Nota-se, assim, que em um primeiro momento a IA pode ser tida como ferramenta auxiliar para o trabalho, ampliada para ser o par do trabalhador humano; e, por fim, acaba sendo a gestora desse profissional. Não, apenas, o trabalho como ofício está em risco, mas a autonomia e as relações estão sob novas formatações.
A substituição do trabalho humano por uma IA não fará da ferramenta um proletário, ainda que ela esteja sob a égide do capital, justamente, por não possuir consciência e ser programada para a exploração, enquanto os trabalhadores humanos podem se aglutinar em lutas por direitos e segurança. Tampouco, é capitalista pois, apesar de ser instrumento de exploração e controle, ela não possui a autonomia necessária. Assim, ela se comporta como um dos mais sofisticados instrumentos do capitalismo em favor da concentração de financeira.
É necessário, no entanto, destacar que as ferramentas de IA podem ser benéficas ao trabalhador, a partir do pressuposto do auxílio de suas operações e não para controle e substituição de suas rotinas. Principalmente, é necessário que qualquer ferramenta que atue em atividades qualificadas, sejam reguladas por órgãos de classe.

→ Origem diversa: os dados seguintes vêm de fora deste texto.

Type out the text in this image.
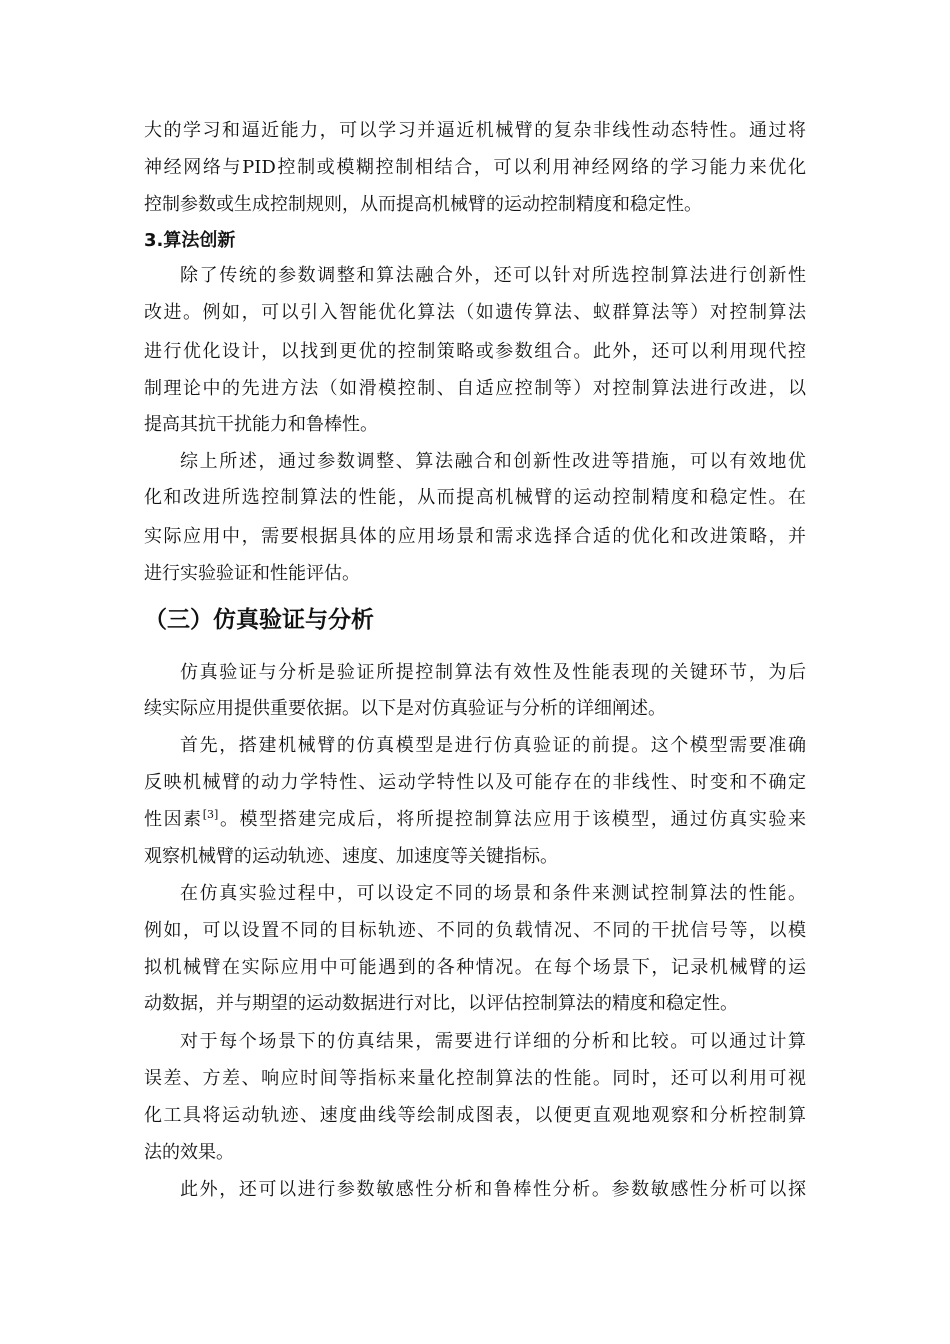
大的学习和逼近能力，可以学习并逼近机械臂的复杂非线性动态特性。通过将
神经网络与PID控制或模糊控制相结合，可以利用神经网络的学习能力来优化
控制参数或生成控制规则，从而提高机械臂的运动控制精度和稳定性。
3.算法创新
除了传统的参数调整和算法融合外，还可以针对所选控制算法进行创新性
改进。例如，可以引入智能优化算法（如遗传算法、蚁群算法等）对控制算法
进行优化设计，以找到更优的控制策略或参数组合。此外，还可以利用现代控
制理论中的先进方法（如滑模控制、自适应控制等）对控制算法进行改进，以
提高其抗干扰能力和鲁棒性。
综上所述，通过参数调整、算法融合和创新性改进等措施，可以有效地优
化和改进所选控制算法的性能，从而提高机械臂的运动控制精度和稳定性。在
实际应用中，需要根据具体的应用场景和需求选择合适的优化和改进策略，并
进行实验验证和性能评估。
（三）仿真验证与分析
仿真验证与分析是验证所提控制算法有效性及性能表现的关键环节，为后
续实际应用提供重要依据。以下是对仿真验证与分析的详细阐述。
首先，搭建机械臂的仿真模型是进行仿真验证的前提。这个模型需要准确
反映机械臂的动力学特性、运动学特性以及可能存在的非线性、时变和不确定
性因素[3]。模型搭建完成后，将所提控制算法应用于该模型，通过仿真实验来
观察机械臂的运动轨迹、速度、加速度等关键指标。
在仿真实验过程中，可以设定不同的场景和条件来测试控制算法的性能。
例如，可以设置不同的目标轨迹、不同的负载情况、不同的干扰信号等，以模
拟机械臂在实际应用中可能遇到的各种情况。在每个场景下，记录机械臂的运
动数据，并与期望的运动数据进行对比，以评估控制算法的精度和稳定性。
对于每个场景下的仿真结果，需要进行详细的分析和比较。可以通过计算
误差、方差、响应时间等指标来量化控制算法的性能。同时，还可以利用可视
化工具将运动轨迹、速度曲线等绘制成图表，以便更直观地观察和分析控制算
法的效果。
此外，还可以进行参数敏感性分析和鲁棒性分析。参数敏感性分析可以探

Portanto, é necessário que o trabalhador seja protegido e tenha seus direitos garantidos diante do avanço de novas tecnologias, além da criação de políticas públicas que façam um freio para o fenômeno da precarização presente nos dias atuais. A Era da IA não pode ser marcada pela servidão humana à máquinas para fortalecimento do capitalismo e a destruição do trabalho.
Herbert Salles é Doutor em Economia pela UFF.